Monte Cassino. Un verrou de la ligne Gustave que les Alliés ont besoin de faire sauter pour continuer leur progression en Italie. Naïma a regardé plusieurs documentaires pour comprendre les mouvements militaires qui ont composé cette bataille (en réalité quatre batailles successives). Elle n’a toujours rien compris.
Monte Cassino. Les bombes lancées par des centaines de bombardiers qui pleuvent à verse et dessous, les bâtiments de l’abbaye déjà plusieurs fois détruits au fil des siècles qui meurent à nouveau, se mettent à pleuvoir eux aussi en gravats poudreux.
Monte Cassino. Parois inhospitalières, rochers debout dont on a éliminé la végétation pour mieux voir et qui n’offrent ni caches ni boucliers.
Monte Cassino où la bataille des phasmes, minces présences suspendues au roc et s’épuisant à se rendre invisibles.

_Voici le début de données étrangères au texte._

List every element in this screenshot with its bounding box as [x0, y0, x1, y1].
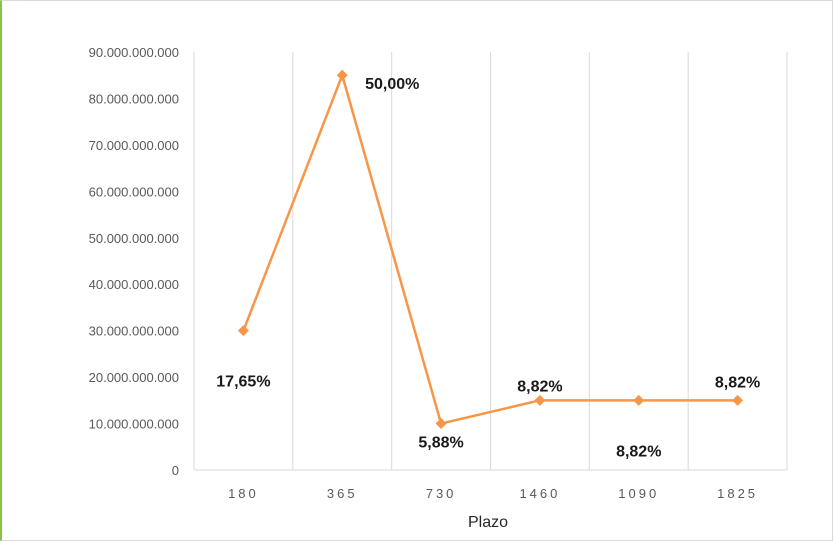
- y-tick-label: 80.000.000.000: [89, 91, 179, 106]
- series-line: [237, 69, 744, 430]
- data-label: 8,82%: [517, 378, 562, 395]
- data-point-marker: [732, 394, 744, 406]
- gridlines: [193, 52, 788, 471]
- x-tick-label: 1825: [717, 486, 758, 501]
- data-label: 8,82%: [715, 374, 760, 391]
- data-point-marker: [633, 394, 645, 406]
- x-axis-ticks: 180 365 730 1460 1090 1825: [228, 486, 758, 501]
- data-label: 17,65%: [216, 374, 270, 391]
- data-point-marker: [237, 325, 249, 337]
- y-tick-label: 90.000.000.000: [89, 45, 179, 60]
- x-tick-label: 1460: [519, 486, 560, 501]
- series-path: [242, 73, 738, 425]
- data-point-marker: [534, 394, 546, 406]
- y-tick-label: 50.000.000.000: [89, 231, 179, 246]
- y-tick-label: 30.000.000.000: [89, 324, 179, 339]
- y-tick-label: 0: [172, 463, 179, 478]
- y-tick-label: 60.000.000.000: [89, 184, 179, 199]
- y-tick-label: 70.000.000.000: [89, 138, 179, 153]
- y-tick-label: 40.000.000.000: [89, 277, 179, 292]
- data-label: 8,82%: [616, 443, 661, 460]
- x-tick-label: 730: [426, 486, 457, 501]
- y-axis-ticks: 0 10.000.000.000 20.000.000.000 30.000.000.…: [89, 45, 179, 478]
- data-point-marker: [435, 418, 447, 430]
- data-point-marker: [336, 69, 348, 81]
- y-tick-label: 10.000.000.000: [89, 417, 179, 432]
- data-label: 5,88%: [418, 435, 463, 452]
- x-tick-label: 1090: [618, 486, 659, 501]
- x-tick-label: 365: [327, 486, 358, 501]
- data-label: 50,00%: [365, 76, 419, 93]
- x-tick-label: 180: [228, 486, 259, 501]
- data-labels: 17,65% 50,00% 5,88% 8,82% 8,82% 8,82%: [216, 76, 760, 460]
- x-axis-title: Plazo: [468, 514, 508, 531]
- y-tick-label: 20.000.000.000: [89, 370, 179, 385]
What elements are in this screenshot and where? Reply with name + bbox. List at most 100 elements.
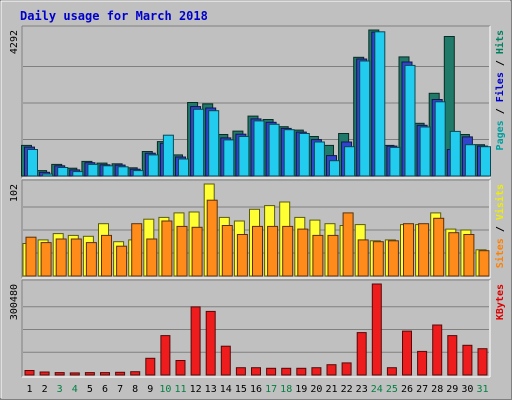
bar-kbytes-day-27 <box>417 350 428 376</box>
bar-pages-day-23 <box>359 60 371 177</box>
bar-kbytes-day-3 <box>54 372 65 376</box>
bar-kbytes-day-25 <box>386 367 397 376</box>
x-tick-label: 3 <box>57 384 63 395</box>
bar-sites-day-8 <box>131 223 143 277</box>
bar-sites-day-12 <box>191 226 203 277</box>
x-tick-label: 15 <box>235 384 247 395</box>
bar-pages-day-9 <box>147 154 159 177</box>
bar-pages-day-22 <box>344 146 356 177</box>
bar-kbytes-day-18 <box>281 367 292 376</box>
bar-pages-day-12 <box>193 108 205 177</box>
bar-pages-day-4 <box>72 171 84 177</box>
x-tick-label: 30 <box>461 384 473 395</box>
x-tick-label: 10 <box>159 384 171 395</box>
bar-kbytes-day-7 <box>115 371 126 376</box>
bar-sites-day-29 <box>448 232 460 277</box>
bar-sites-day-22 <box>342 212 354 277</box>
bar-pages-day-31 <box>480 146 491 177</box>
bar-kbytes-day-2 <box>39 371 50 376</box>
bar-kbytes-day-31 <box>477 348 488 376</box>
bar-kbytes-day-22 <box>341 362 352 376</box>
bar-pages-day-14 <box>223 139 235 177</box>
bar-pages-day-16 <box>253 120 265 177</box>
bar-sites-day-15 <box>236 234 248 277</box>
bar-pages-day-7 <box>117 166 129 177</box>
x-tick-label: 16 <box>250 384 262 395</box>
legend-label-part: Pages <box>495 120 506 150</box>
chart-title: Daily usage for March 2018 <box>20 9 208 23</box>
bar-kbytes-day-10 <box>160 335 171 376</box>
bar-sites-day-6 <box>101 234 112 277</box>
panel-middle-legend-label: Sites / Visits <box>494 184 506 268</box>
bar-sites-day-24 <box>372 241 384 277</box>
panel-middle-max-label: 102 <box>9 184 20 202</box>
bar-sites-day-7 <box>116 245 128 277</box>
bar-pages-day-3 <box>57 167 69 177</box>
bar-sites-day-31 <box>478 250 490 277</box>
bar-pages-day-6 <box>102 165 114 177</box>
panel-middle: 102 Sites / Visits <box>9 179 506 279</box>
x-tick-label: 17 <box>265 384 277 395</box>
x-tick-label: 9 <box>147 384 153 395</box>
bar-kbytes-day-26 <box>402 330 412 376</box>
bar-pages-day-25 <box>389 146 401 177</box>
bar-kbytes-day-19 <box>296 367 307 376</box>
bar-kbytes-day-6 <box>100 372 110 376</box>
bar-pages-day-15 <box>238 136 250 177</box>
bar-kbytes-day-15 <box>235 367 246 376</box>
legend-label-part: / <box>495 54 506 72</box>
bar-sites-day-21 <box>327 234 339 277</box>
panel-top: 4292 Pages / Files / Hits <box>9 25 506 179</box>
bar-kbytes-day-21 <box>326 364 337 376</box>
legend-label-part: / <box>495 220 506 238</box>
bar-pages-day-19 <box>298 133 310 177</box>
bar-pages-day-28 <box>434 101 446 177</box>
x-tick-label: 14 <box>220 384 232 395</box>
bar-kbytes-day-30 <box>462 344 473 376</box>
bar-kbytes-day-9 <box>145 357 156 376</box>
x-tick-label: 7 <box>117 384 123 395</box>
series-kbytes <box>24 283 488 376</box>
x-tick-label: 8 <box>132 384 138 395</box>
bar-sites-day-4 <box>70 238 82 277</box>
legend-label-part: Files <box>494 72 506 102</box>
panel-bottom-legend-label: KBytes <box>495 284 506 320</box>
bar-sites-day-11 <box>176 225 188 277</box>
x-tick-label: 11 <box>174 384 186 395</box>
bar-pages-day-17 <box>268 123 280 177</box>
x-tick-label: 18 <box>280 384 292 395</box>
bar-sites-day-28 <box>433 217 445 277</box>
bar-pages-day-21 <box>329 160 340 177</box>
panel-bottom: 300480 KBytes <box>9 279 506 378</box>
bar-kbytes-day-23 <box>356 332 367 376</box>
bar-pages-day-27 <box>419 126 431 177</box>
x-tick-label: 13 <box>205 384 217 395</box>
x-tick-label: 24 <box>371 384 383 395</box>
bar-pages-day-10 <box>162 134 174 177</box>
bar-sites-day-13 <box>206 199 218 277</box>
bar-sites-day-23 <box>357 239 369 277</box>
bar-sites-day-14 <box>221 225 233 277</box>
bar-kbytes-day-16 <box>251 367 261 376</box>
x-tick-label: 25 <box>386 384 398 395</box>
bar-kbytes-day-28 <box>432 324 443 376</box>
bar-pages-day-2 <box>42 173 54 177</box>
bar-kbytes-day-5 <box>84 372 95 376</box>
bar-sites-day-20 <box>312 234 324 277</box>
bar-pages-day-18 <box>283 129 295 177</box>
x-tick-label: 31 <box>476 384 488 395</box>
bar-sites-day-17 <box>267 225 279 277</box>
bar-sites-day-27 <box>418 223 430 277</box>
x-tick-label: 1 <box>26 384 32 395</box>
bar-kbytes-day-13 <box>205 310 216 376</box>
bar-sites-day-19 <box>297 228 309 277</box>
bar-kbytes-day-4 <box>69 372 80 376</box>
bar-kbytes-day-24 <box>371 283 382 376</box>
series-pages <box>27 31 491 177</box>
bar-pages-day-13 <box>208 110 220 177</box>
x-tick-label: 29 <box>446 384 458 395</box>
bar-kbytes-day-1 <box>24 370 35 376</box>
x-tick-label: 21 <box>325 384 337 395</box>
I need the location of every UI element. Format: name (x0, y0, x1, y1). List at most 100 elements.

Une fois entamée l’escalade, les assaillants ne peuvent plus bouger, manger ni boire chaud car le moindre panache de fumée signale leur présence aux Allemands installés sur le mont. Mitraillettes et tirs de mortiers en grêlons.
Monte Cassino, le fleuve, tout en bas, sur lequel les Alliés tentent de construire des ponts. Souvent, il coule rouge.
Monte Cassino. Les gémissements dans six ou sept langues différentes. Tous les mêmes, pourtant : J’ai peur, j’ai peur, je ne voudrais pas mourir.
Durant les quatre batailles du Mont, les hommes des colonies ont été envoyés en première ligne : Marocains, Tunisiens et Algériens du côté français, Indiens et Néo-Zélandais du côté anglais. Ce sont eux qui fournissent les morts et les blessés qui permirent aux Alliés de perdre cinquante mille hommes sur un massif montagneux.
Je crois que le début du film Indigènes est supposé montrer la bataille de Monte Cassino. On y voit l’assaut difficile d’un mont. Mais comme c’est la début du film et que l’on ne peut pas sacrifier les personnages auxquels le spectateur vient tout juste de s’attacher, c’est une bataille qui, curieusement se passe mal sans qu’aucun gentil ne meure. Dans ma tête, Monte Cassino ressemble davantage à La Ligne rouge de Terrence Malick. C’est une longue boucherie lassante dans un lieu qu’aucune topographie ne peut rendre compréhensible.
Parmi les soldats de l’armée d’Afrique accrochés au flanc du mont, il y a Ali, mais aussi Ben Bella et Boudiaf, respectivement premier et quatrième présidents de la future Algérie indépendante. Ils ne se sont pas rencontrés. Peut-être cette histoire eut-elle été très différente s’ils en avaient eu l’occasion.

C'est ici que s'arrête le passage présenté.